Re: as if we were the only country on earth with such a problem
Your president equates Facists with Anti-facists as if fighting discrimination is the same as discrimination.
Incorrect. Our president recognizes that the "Antifa" group uses violent terrorist techniques and engages in bigotry and discriminatory behavior, often violently, against people who have done nothing to anyone, but who the attackers believe to hold the wrong political opinions. They have advocated and sometimes committed acts of violence against individuals who have done nothing discriminatory or violent, but who are on the other side of the political spectrum from themselves.
They're not fighting fascism... they are demonstrating it. Groupthink, the use of violence to suppress opposition and to promote one's political cause, and the belief that racial group identity confers inferiority or superiority are all at the core of what the "anti-fascist" groups believe-- as well as what the actual fascists believe. The irony is lost on them that they are using actual fascist techniques to oppose people who are often not even remotely fascist themselves.

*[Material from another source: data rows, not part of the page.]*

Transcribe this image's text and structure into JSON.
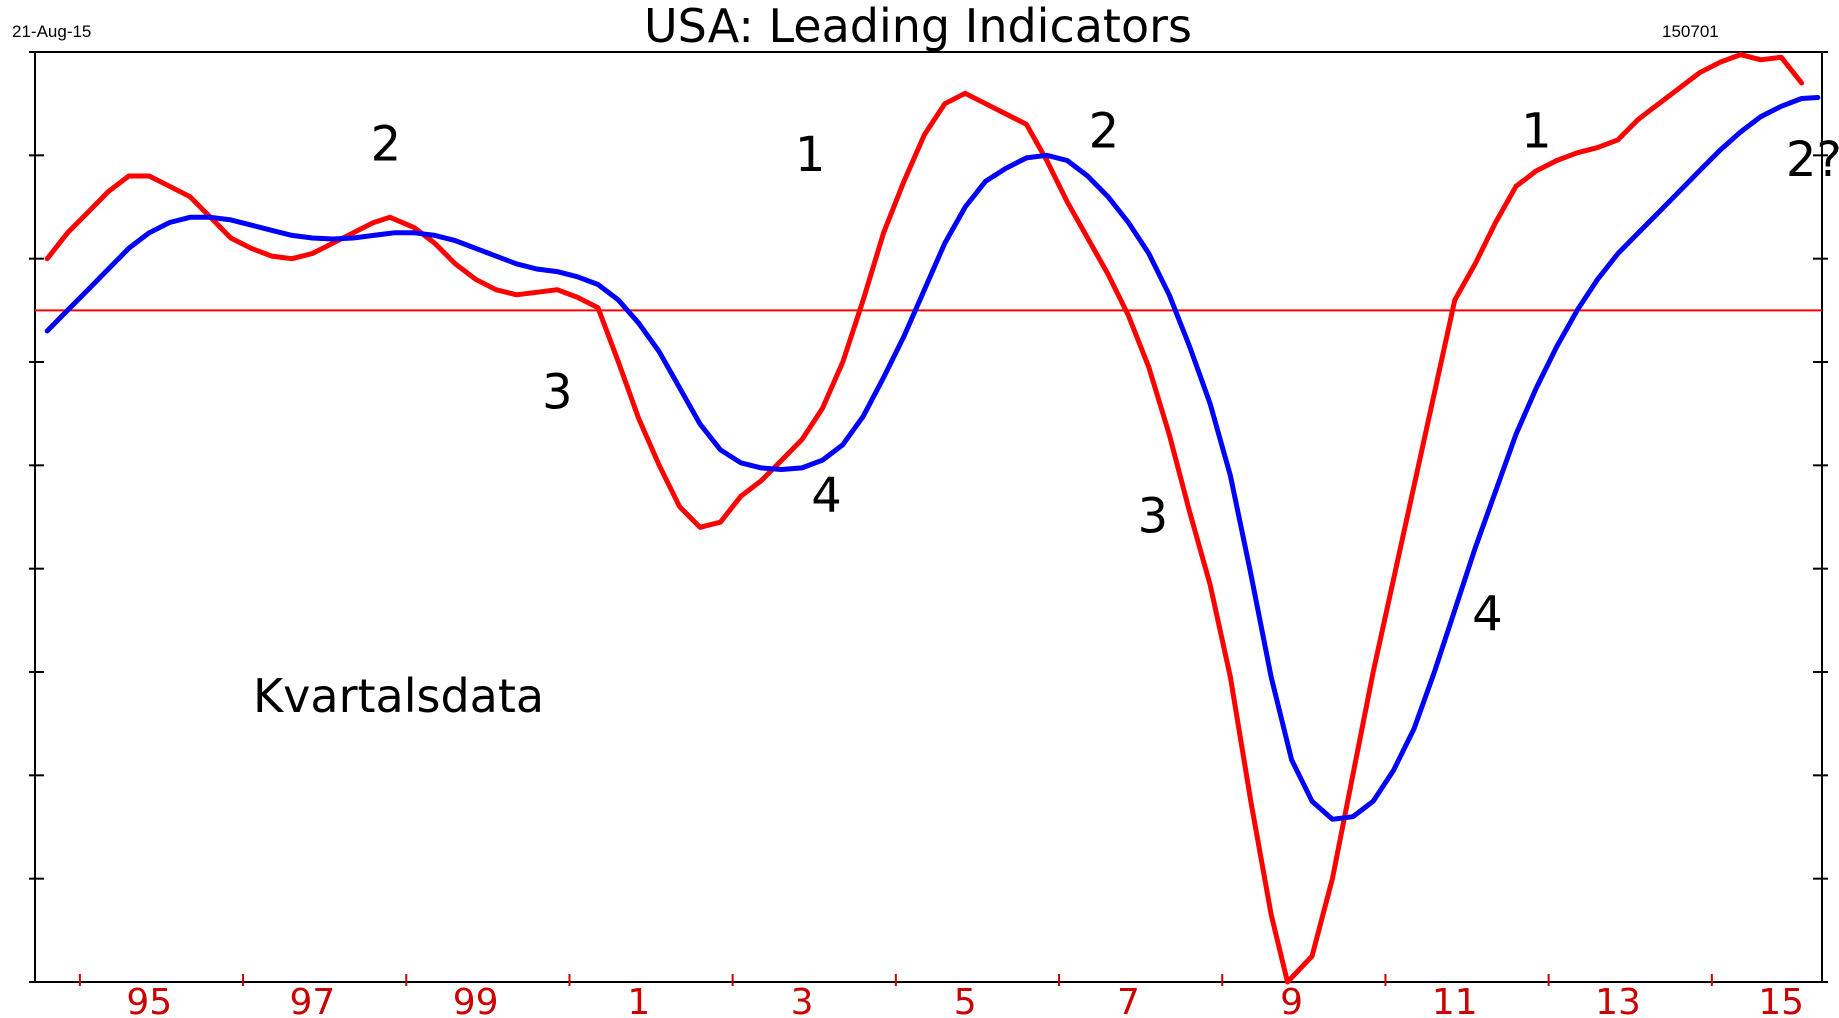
{
  "header": {
    "title": "USA: Leading Indicators",
    "date": "21-Aug-15",
    "code": "150701"
  },
  "note": "Kvartalsdata",
  "chart_data": {
    "type": "line",
    "title": "USA: Leading Indicators",
    "xlabel": "",
    "ylabel": "",
    "xlim": [
      1993.6,
      2015.5
    ],
    "ylim": [
      -9.0,
      9.0
    ],
    "grid": false,
    "legend": "none",
    "x_tick_labels": [
      {
        "x": 1995,
        "label": "95"
      },
      {
        "x": 1997,
        "label": "97"
      },
      {
        "x": 1999,
        "label": "99"
      },
      {
        "x": 2001,
        "label": "1"
      },
      {
        "x": 2003,
        "label": "3"
      },
      {
        "x": 2005,
        "label": "5"
      },
      {
        "x": 2007,
        "label": "7"
      },
      {
        "x": 2009,
        "label": "9"
      },
      {
        "x": 2011,
        "label": "11"
      },
      {
        "x": 2013,
        "label": "13"
      },
      {
        "x": 2015,
        "label": "15"
      }
    ],
    "y_ticks": [
      -9,
      -7,
      -5,
      -3,
      -1,
      1,
      3,
      5,
      7,
      9
    ],
    "reference_line": {
      "y": 4.0,
      "color": "#ff0000"
    },
    "series": [
      {
        "color": "#ff0000",
        "points": [
          [
            1993.75,
            5.0
          ],
          [
            1994.0,
            5.5
          ],
          [
            1994.25,
            5.9
          ],
          [
            1994.5,
            6.3
          ],
          [
            1994.75,
            6.6
          ],
          [
            1995.0,
            6.6
          ],
          [
            1995.25,
            6.4
          ],
          [
            1995.5,
            6.2
          ],
          [
            1995.75,
            5.8
          ],
          [
            1996.0,
            5.4
          ],
          [
            1996.25,
            5.2
          ],
          [
            1996.5,
            5.05
          ],
          [
            1996.75,
            5.0
          ],
          [
            1997.0,
            5.1
          ],
          [
            1997.25,
            5.3
          ],
          [
            1997.5,
            5.5
          ],
          [
            1997.75,
            5.7
          ],
          [
            1997.95,
            5.8
          ],
          [
            1998.25,
            5.6
          ],
          [
            1998.5,
            5.3
          ],
          [
            1998.75,
            4.9
          ],
          [
            1999.0,
            4.6
          ],
          [
            1999.25,
            4.4
          ],
          [
            1999.5,
            4.3
          ],
          [
            1999.75,
            4.35
          ],
          [
            2000.0,
            4.4
          ],
          [
            2000.25,
            4.25
          ],
          [
            2000.5,
            4.05
          ],
          [
            2000.75,
            3.0
          ],
          [
            2001.0,
            1.9
          ],
          [
            2001.25,
            1.0
          ],
          [
            2001.5,
            0.2
          ],
          [
            2001.75,
            -0.2
          ],
          [
            2002.0,
            -0.1
          ],
          [
            2002.25,
            0.4
          ],
          [
            2002.5,
            0.7
          ],
          [
            2002.75,
            1.1
          ],
          [
            2003.0,
            1.5
          ],
          [
            2003.25,
            2.1
          ],
          [
            2003.5,
            3.0
          ],
          [
            2003.75,
            4.2
          ],
          [
            2004.0,
            5.5
          ],
          [
            2004.25,
            6.5
          ],
          [
            2004.5,
            7.4
          ],
          [
            2004.75,
            8.0
          ],
          [
            2005.0,
            8.2
          ],
          [
            2005.25,
            8.0
          ],
          [
            2005.5,
            7.8
          ],
          [
            2005.75,
            7.6
          ],
          [
            2006.0,
            6.9
          ],
          [
            2006.25,
            6.1
          ],
          [
            2006.5,
            5.4
          ],
          [
            2006.75,
            4.7
          ],
          [
            2007.0,
            3.9
          ],
          [
            2007.25,
            2.9
          ],
          [
            2007.5,
            1.6
          ],
          [
            2007.75,
            0.1
          ],
          [
            2008.0,
            -1.3
          ],
          [
            2008.25,
            -3.1
          ],
          [
            2008.5,
            -5.5
          ],
          [
            2008.75,
            -7.7
          ],
          [
            2008.95,
            -9.0
          ],
          [
            2009.25,
            -8.5
          ],
          [
            2009.5,
            -7.0
          ],
          [
            2009.75,
            -5.0
          ],
          [
            2010.0,
            -3.0
          ],
          [
            2010.25,
            -1.2
          ],
          [
            2010.5,
            0.6
          ],
          [
            2010.75,
            2.4
          ],
          [
            2011.0,
            4.2
          ],
          [
            2011.25,
            4.9
          ],
          [
            2011.5,
            5.7
          ],
          [
            2011.75,
            6.4
          ],
          [
            2012.0,
            6.7
          ],
          [
            2012.25,
            6.9
          ],
          [
            2012.5,
            7.05
          ],
          [
            2012.75,
            7.15
          ],
          [
            2013.0,
            7.3
          ],
          [
            2013.25,
            7.7
          ],
          [
            2013.5,
            8.0
          ],
          [
            2013.75,
            8.3
          ],
          [
            2014.0,
            8.6
          ],
          [
            2014.25,
            8.8
          ],
          [
            2014.5,
            8.95
          ],
          [
            2014.75,
            8.85
          ],
          [
            2015.0,
            8.9
          ],
          [
            2015.25,
            8.4
          ]
        ]
      },
      {
        "color": "#0000ff",
        "points": [
          [
            1993.75,
            3.6
          ],
          [
            1994.0,
            4.0
          ],
          [
            1994.25,
            4.4
          ],
          [
            1994.5,
            4.8
          ],
          [
            1994.75,
            5.2
          ],
          [
            1995.0,
            5.5
          ],
          [
            1995.25,
            5.7
          ],
          [
            1995.5,
            5.8
          ],
          [
            1995.75,
            5.8
          ],
          [
            1996.0,
            5.75
          ],
          [
            1996.25,
            5.65
          ],
          [
            1996.5,
            5.55
          ],
          [
            1996.75,
            5.45
          ],
          [
            1997.0,
            5.4
          ],
          [
            1997.25,
            5.38
          ],
          [
            1997.5,
            5.4
          ],
          [
            1997.75,
            5.45
          ],
          [
            1998.0,
            5.5
          ],
          [
            1998.25,
            5.5
          ],
          [
            1998.5,
            5.45
          ],
          [
            1998.75,
            5.35
          ],
          [
            1999.0,
            5.2
          ],
          [
            1999.25,
            5.05
          ],
          [
            1999.5,
            4.9
          ],
          [
            1999.75,
            4.8
          ],
          [
            2000.0,
            4.75
          ],
          [
            2000.25,
            4.65
          ],
          [
            2000.5,
            4.5
          ],
          [
            2000.75,
            4.2
          ],
          [
            2001.0,
            3.75
          ],
          [
            2001.25,
            3.2
          ],
          [
            2001.5,
            2.5
          ],
          [
            2001.75,
            1.8
          ],
          [
            2002.0,
            1.3
          ],
          [
            2002.25,
            1.05
          ],
          [
            2002.5,
            0.95
          ],
          [
            2002.75,
            0.92
          ],
          [
            2003.0,
            0.95
          ],
          [
            2003.25,
            1.1
          ],
          [
            2003.5,
            1.4
          ],
          [
            2003.75,
            1.95
          ],
          [
            2004.0,
            2.7
          ],
          [
            2004.25,
            3.5
          ],
          [
            2004.5,
            4.4
          ],
          [
            2004.75,
            5.3
          ],
          [
            2005.0,
            6.0
          ],
          [
            2005.25,
            6.5
          ],
          [
            2005.5,
            6.75
          ],
          [
            2005.75,
            6.95
          ],
          [
            2006.0,
            7.0
          ],
          [
            2006.25,
            6.9
          ],
          [
            2006.5,
            6.6
          ],
          [
            2006.75,
            6.2
          ],
          [
            2007.0,
            5.7
          ],
          [
            2007.25,
            5.1
          ],
          [
            2007.5,
            4.3
          ],
          [
            2007.75,
            3.3
          ],
          [
            2008.0,
            2.2
          ],
          [
            2008.25,
            0.8
          ],
          [
            2008.5,
            -1.1
          ],
          [
            2008.75,
            -3.1
          ],
          [
            2009.0,
            -4.7
          ],
          [
            2009.25,
            -5.5
          ],
          [
            2009.5,
            -5.85
          ],
          [
            2009.75,
            -5.8
          ],
          [
            2010.0,
            -5.5
          ],
          [
            2010.25,
            -4.9
          ],
          [
            2010.5,
            -4.1
          ],
          [
            2010.75,
            -3.0
          ],
          [
            2011.0,
            -1.8
          ],
          [
            2011.25,
            -0.6
          ],
          [
            2011.5,
            0.5
          ],
          [
            2011.75,
            1.6
          ],
          [
            2012.0,
            2.5
          ],
          [
            2012.25,
            3.3
          ],
          [
            2012.5,
            4.0
          ],
          [
            2012.75,
            4.6
          ],
          [
            2013.0,
            5.1
          ],
          [
            2013.25,
            5.5
          ],
          [
            2013.5,
            5.9
          ],
          [
            2013.75,
            6.3
          ],
          [
            2014.0,
            6.7
          ],
          [
            2014.25,
            7.1
          ],
          [
            2014.5,
            7.45
          ],
          [
            2014.75,
            7.75
          ],
          [
            2015.0,
            7.95
          ],
          [
            2015.25,
            8.1
          ],
          [
            2015.45,
            8.12
          ]
        ]
      }
    ],
    "annotations": [
      {
        "text": "2",
        "x": 1997.9,
        "y": 6.9
      },
      {
        "text": "1",
        "x": 2003.1,
        "y": 6.7
      },
      {
        "text": "2",
        "x": 2006.7,
        "y": 7.15
      },
      {
        "text": "1",
        "x": 2012.0,
        "y": 7.15
      },
      {
        "text": "2?",
        "x": 2015.4,
        "y": 6.6
      },
      {
        "text": "3",
        "x": 2000.0,
        "y": 2.1
      },
      {
        "text": "4",
        "x": 2003.3,
        "y": 0.1
      },
      {
        "text": "3",
        "x": 2007.3,
        "y": -0.3
      },
      {
        "text": "4",
        "x": 2011.4,
        "y": -2.2
      }
    ]
  }
}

When Trump said "there are good people on both sides," he was referring to the people who believed that statues of Confederates should be removed as representing the bad guys in what was a dark time in America's past and those who believed the statues should remain because they are part of our history, good or bad. That was what the original protest was about all that time ago, and when the "Antifa" group came in and started demonstrating what fascism looks like, as were the "white nationalist" idiots who like to pretend they're neo-nazis but who would crap their pants and run if they ever saw an actual real Nazi.
Not all protesters on either side were violent or part of a violent group... some just came to voice their opinion non-violently, as is their right, and those are the ones that are the good people on both sides.
The media, in typical form, misses no opportunity to take what Trump says out of context and to try to make it useful in promoting their political objectives, while presenting it as if it were actual news (it's only fashionable to accuse Fox of this, even though CNN, MSNBC, NYT, etc., do it to a greater degree than Fox). They twisted it into Trump saying there are good people who are in favor of white supremacy and good people who are against it, but he never said anything like that. The actual event was about statues, and he was speaking of the two sides to the issue that the actual protest was about-- keeping or removing the Confederate statues. It was only the idiots who made up a noisy minority on each side (every group has some idiots) who wanted to bring fascism into it.
The white nationalists are, for the most part, a joke. They're a bunch of whiny idiots who want to blame other people for their own failures in life, and who desperately want to believe that they're special and superior in some way (since they appear to be complete losers by any objective definition). They want to believe that simply being born (which is all they did to achieve "whiteness") confers some superiority unto them, which is pretty pathetic when you think about it-- it means they can find nothing, not a damned single thing, in their lives that they can claim as giving them some kind of objective worth. Those that can find something are not part of groups like that.
These groups are not popular and they are not a serious movement-- the best thing to do would be to dismiss them as what they are (a joke) with a laugh and forget about them. They're only in it to get attention, and if that isn't provided to them, they will go back to cooking or using meth or whatever it is they do. Don't legitimize them by pretending they're a real threat or that they have any political sway, because they don't, and they haven't for decades.
And your police shoot a fuck ton of black people, often just for being black.
Incorrect. Black people in America are actually somewhat less likely to be shot by police in any given police encounter than white people. The idea that blacks are being targeted for being black is political propaganda at its worst. The police shooting white individuals unjustifiably doesn't fit the media narrative, so it's not reported as widely as when the victim is black.
The police in America do shoot too many people, but it is not confined to any particular racial group. They're trigger-happy in general (or taser-happy, or pepper-spray-happy, or baton-happy... take your pick). Or is it only bad when black people get shot wrongly? I never can keep these things straight. I think anyone being shot in an unjustified manner is terrible, not just when the victim is black.